Beginning to "Think Like a Mountain"
Coming into this class, I often thought about nature as
something to be valued and experienced by people. Growing up, I was always
outside, using trees as my personal jungle gym or the wooded area of my
backyard to supply the ingredients of magic potions and roly-poly houses. I
experienced the outdoors as a place to be free and creative. However, the
outdoors I grew up with was far from wild, and probably a decent amount of it consisted
of non-native species. After some years of experiencing a wilder type of nature,
while working at a summer camp, it has invoked a new fondness for the peace that
nature radiates. Now, I view nature as a healing place, a bubble that protects
me from the fast pace and overwhelming aspects of my day to day.
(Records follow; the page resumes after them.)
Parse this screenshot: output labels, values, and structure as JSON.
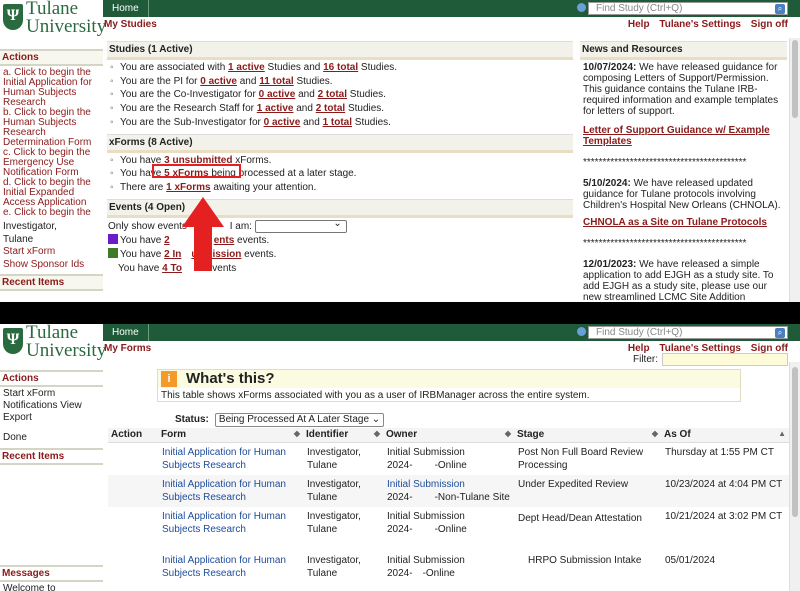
{
  "brand": {
    "line1": "Tulane",
    "line2": "University",
    "shield": "Ψ"
  },
  "nav": {
    "home": "Home",
    "search_placeholder": "Find Study (Ctrl+Q)"
  },
  "toplinks": [
    "Help",
    "Tulane's Settings",
    "Sign off"
  ],
  "screen1": {
    "title": "My Studies",
    "actions_title": "Actions",
    "actions": [
      "a. Click to begin the Initial Application for Human Subjects Research",
      "b. Click to begin the Human Subjects Research Determination Form",
      "c. Click to begin the Emergency Use Notification Form",
      "d. Click to begin the Initial Expanded Access Application",
      "e. Click to begin the"
    ],
    "sidebar_text": [
      "Investigator,",
      "Tulane"
    ],
    "sidebar_links": [
      "Start xForm",
      "Show Sponsor Ids"
    ],
    "recent_title": "Recent Items",
    "studies": {
      "title": "Studies (1 Active)",
      "rows": [
        {
          "pre": "You are associated with ",
          "l1": "1 active",
          "mid": " Studies and ",
          "l2": "16 total",
          "post": " Studies."
        },
        {
          "pre": "You are the PI for ",
          "l1": "0 active",
          "mid": " and ",
          "l2": "11 total",
          "post": " Studies."
        },
        {
          "pre": "You are the Co-Investigator for ",
          "l1": "0 active",
          "mid": " and ",
          "l2": "2 total",
          "post": " Studies."
        },
        {
          "pre": "You are the Research Staff for ",
          "l1": "1 active",
          "mid": " and ",
          "l2": "2 total",
          "post": " Studies."
        },
        {
          "pre": "You are the Sub-Investigator for ",
          "l1": "0 active",
          "mid": " and ",
          "l2": "1 total",
          "post": " Studies."
        }
      ]
    },
    "xforms": {
      "title": "xForms (8 Active)",
      "rows": [
        {
          "pre": "You have ",
          "link": "3 unsubmitted",
          "post": " xForms."
        },
        {
          "pre": "You have ",
          "link": "5 xForms",
          "post": " being processed at a later stage."
        },
        {
          "pre": "There are ",
          "link": "1 xForms",
          "post": " awaiting your attention."
        }
      ]
    },
    "events": {
      "title": "Events (4 Open)",
      "filter_label_a": "Only show events",
      "filter_label_b": "I am:",
      "row1_pre": "You have ",
      "row1_link_a": "2",
      "row1_link_b": "ents",
      "row1_post": " events.",
      "row2_pre": "You have ",
      "row2_link_a": "2 In",
      "row2_link_b": "ubmission",
      "row2_post": " events.",
      "row3_pre": "You have ",
      "row3_link": "4 To",
      "row3_post": " events",
      "swatch1": "#6a1cc9",
      "swatch2": "#3f7a2a"
    },
    "news": {
      "title": "News and Resources",
      "p1_date": "10/07/2024:",
      "p1_text": " We have released guidance for composing Letters of Support/Permission. This guidance contains the Tulane IRB-required information and example templates for letters of support.",
      "link1": "Letter of Support Guidance w/ Example Templates",
      "stars": "******************************************",
      "p2_date": "5/10/2024:",
      "p2_text": " We have released updated guidance for Tulane protocols involving Children's Hospital New Orleans (CHNOLA).",
      "link2": "CHNOLA as a Site on Tulane Protocols",
      "p3_date": "12/01/2023:",
      "p3_text": " We have released a simple application to add EJGH as a study site. To add EJGH as a study site, please use our new streamlined LCMC Site Addition Amendment form.  To access this form,"
    },
    "annotation_color": "#e52020"
  },
  "screen2": {
    "title": "My Forms",
    "filter_label": "Filter:",
    "actions_title": "Actions",
    "actions": [
      "Start xForm",
      "Notifications View",
      "Export",
      "Done"
    ],
    "recent_title": "Recent Items",
    "messages_title": "Messages",
    "messages_text": "Welcome to",
    "whats_icon": "i",
    "whats_title": "What's this?",
    "whats_body": "This table shows xForms associated with you as a user of IRBManager across the entire system.",
    "status_label": "Status:",
    "status_value": "Being Processed At A Later Stage",
    "columns": [
      "Action",
      "Form",
      "Identifier",
      "Owner",
      "Stage",
      "As Of"
    ],
    "rows": [
      {
        "form": "Initial Application for Human Subjects Research",
        "id1": "Investigator,",
        "id2": "Tulane",
        "own1": "Initial Submission",
        "own2a": "2024-",
        "own2b": "-Online",
        "stage": "Post Non Full Board Review Processing",
        "asof": "Thursday at 1:55 PM CT"
      },
      {
        "form": "Initial Application for Human Subjects Research",
        "id1": "Investigator,",
        "id2": "Tulane",
        "own1": "Initial Submission",
        "own2a": "2024-",
        "own2b": "-Non-Tulane Site",
        "stage": "Under Expedited Review",
        "asof": "10/23/2024 at 4:04 PM CT"
      },
      {
        "form": "Initial Application for Human Subjects Research",
        "id1": "Investigator,",
        "id2": "Tulane",
        "own1": "Initial Submission",
        "own2a": "2024-",
        "own2b": "-Online",
        "stage": "Dept Head/Dean Attestation",
        "asof": "10/21/2024 at 3:02 PM CT"
      },
      {
        "form": "Initial Application for Human Subjects Research",
        "id1": "Investigator,",
        "id2": "Tulane",
        "own1": "Initial Submission",
        "own2a": "2024-",
        "own2b": "-Online",
        "stage": "HRPO Submission Intake",
        "asof": "05/01/2024"
      }
    ]
  }
}
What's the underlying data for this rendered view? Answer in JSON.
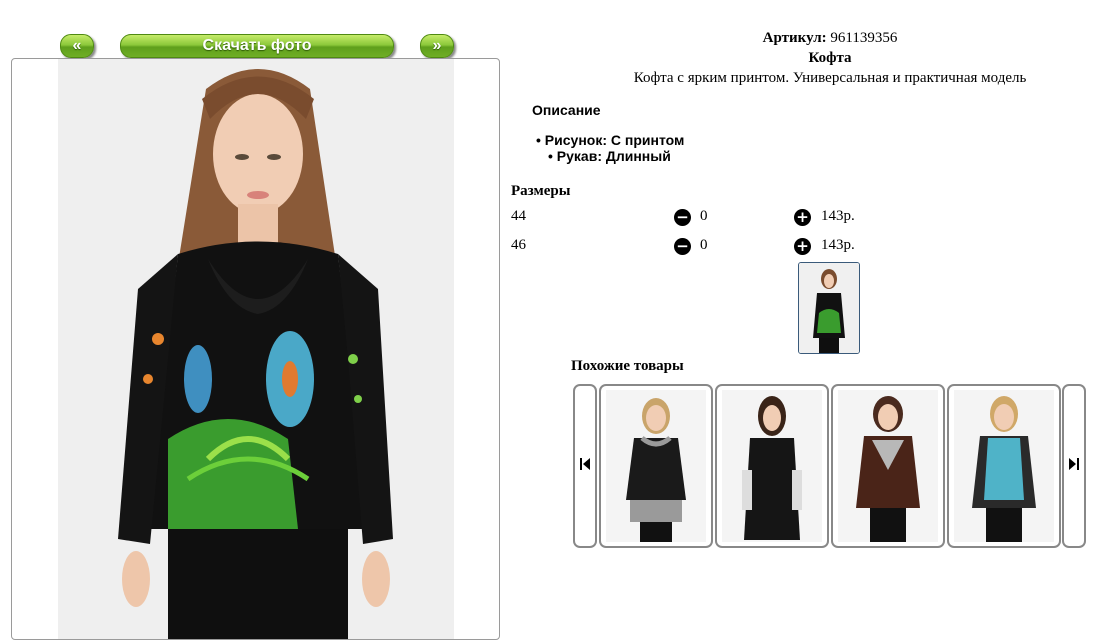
{
  "nav": {
    "prev_label": "«",
    "download_label": "Скачать фото",
    "next_label": "»"
  },
  "product": {
    "article_label": "Артикул:",
    "article_value": "961139356",
    "name": "Кофта",
    "description": "Кофта с ярким принтом. Универсальная и практичная модель"
  },
  "details": {
    "title": "Описание",
    "items": [
      "Рисунок: С принтом",
      "Рукав: Длинный"
    ]
  },
  "sizes": {
    "title": "Размеры",
    "rows": [
      {
        "size": "44",
        "qty": "0",
        "price": "143р."
      },
      {
        "size": "46",
        "qty": "0",
        "price": "143р."
      }
    ],
    "minus_icon": "minus-circle-icon",
    "plus_icon": "plus-circle-icon"
  },
  "similar": {
    "title": "Похожие товары",
    "items": [
      {
        "top_color": "#1a1a1a",
        "accent": "#9a9a9a",
        "hair": "#c9a46a"
      },
      {
        "top_color": "#151515",
        "accent": "#dddddd",
        "hair": "#3a2418"
      },
      {
        "top_color": "#4a2418",
        "accent": "#b8b8b8",
        "hair": "#4a2a1e"
      },
      {
        "top_color": "#2a2a2a",
        "accent": "#4fb3c8",
        "hair": "#d0a868"
      }
    ]
  },
  "colors": {
    "button_green": "#7dbb2e",
    "frame_border": "#9a9a9a"
  }
}
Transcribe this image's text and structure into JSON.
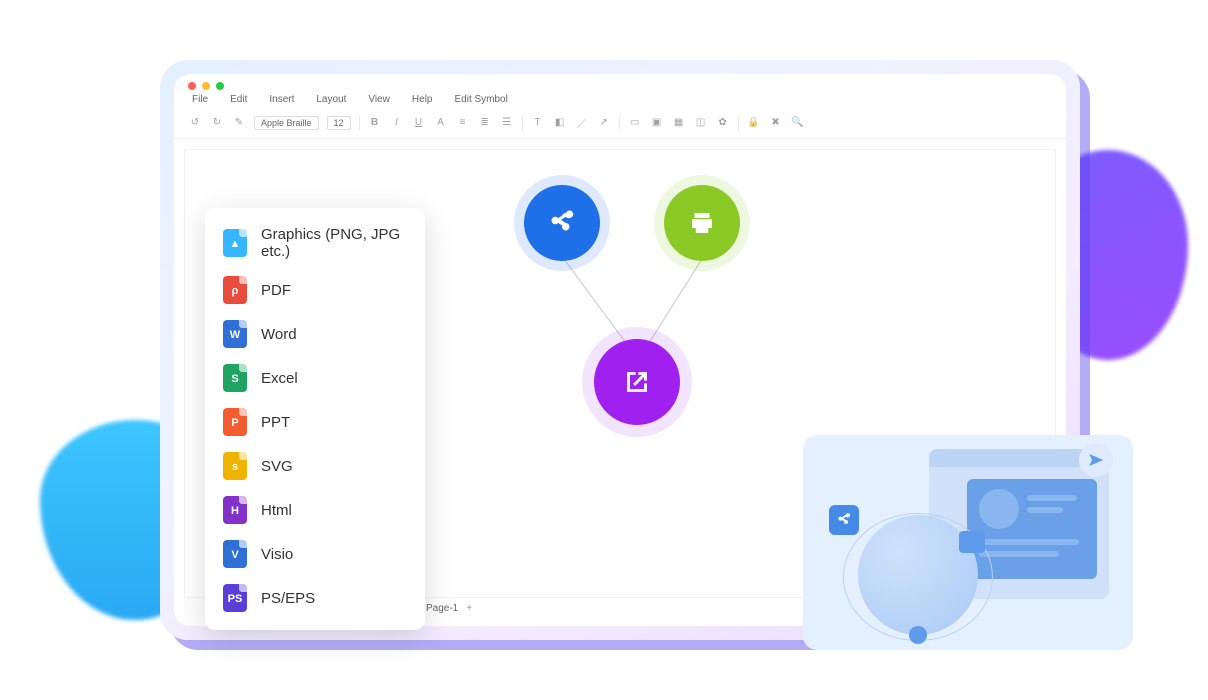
{
  "menu": [
    "File",
    "Edit",
    "Insert",
    "Layout",
    "View",
    "Help",
    "Edit Symbol"
  ],
  "font": {
    "family": "Apple Braille",
    "size": "12"
  },
  "page_tab": "Page-1",
  "export_options": [
    {
      "label": "Graphics (PNG, JPG etc.)",
      "mark": "▲",
      "color": "#36b6ff"
    },
    {
      "label": "PDF",
      "mark": "ρ",
      "color": "#e74c3c"
    },
    {
      "label": "Word",
      "mark": "W",
      "color": "#2f6fd6"
    },
    {
      "label": "Excel",
      "mark": "S",
      "color": "#1fa463"
    },
    {
      "label": "PPT",
      "mark": "P",
      "color": "#f25c2e"
    },
    {
      "label": "SVG",
      "mark": "s",
      "color": "#f0b400"
    },
    {
      "label": "Html",
      "mark": "H",
      "color": "#8431c9"
    },
    {
      "label": "Visio",
      "mark": "V",
      "color": "#2f6fd6"
    },
    {
      "label": "PS/EPS",
      "mark": "PS",
      "color": "#5a3fd6"
    }
  ]
}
Upon delving into Thoreau, Wordsworth, and Leopold in class, I have learned about their personal philosophies on how humans, society, and nature should or should not come together. Learning about their spiritual ideologies of the wilderness, and how essential maintaining wilderness in the world is essential to life led me to reflect on how often I disregard nature. Although I have a great appreciation for nature when it is convenient for me or I experience the benefits of spending time in the great outdoors, I my everyday life, I am too caught up in school, work, clubs, technology, and planning the future to concern myself with the freedom that comes with nature. In his 1854 essay series, Walden, Thoreau states, “inhabitants have appeared to me to be doing penance in a thousand remarkable ways,” He furthermore shares, “actually, the laboring man has not the leisure for a true integrity day by day . . . He has no time to be anything but a machine.” Thoreau’s radical sentiment towards society as of large and his high esteem for living present with nature contrast with the modern view of a good and successful life. Although his ideas are radical, I find Thoreau’s message to be one that many people in modern society need to hear. The societal norm of devoting one’s life to an occupation and striving for the material things we think will make us happy trap us in an apathic mindset towards nature. Apathy is one of the most dangerous human mindsets towards the survival of the wilderness on this Earth. In addition to apathy, Leopold argues selfishness and greed are other societal shortcomings that create massive environmental problems. Selfishness, greed, and apathy distort societies’ value of nature to regard it as something that should not be protected unless it is profitable to industry. Being able to understand land ethics, Thoreau’s general nature philosophy, and the society versus wilderness relationship, has enlightened me to a new sense of my relationship to the wilderness. I am excited to begin devoting time to work with the Fort Worth Nature Center and Refuge because time spent in the wild is time spent in freedom.


Wow, great blog, thanks. You demonstrate considerable insight into both Thoreau and Leopold. Both believe--as you recognized--that what society generally values, and what most people perceive as a "successful" life, renders nature into a commodity to be exploited. Both believe that wilderness, wild areas, are essential to preserve for all life. I am glad you are excited about the course and look forward to reading your blogs.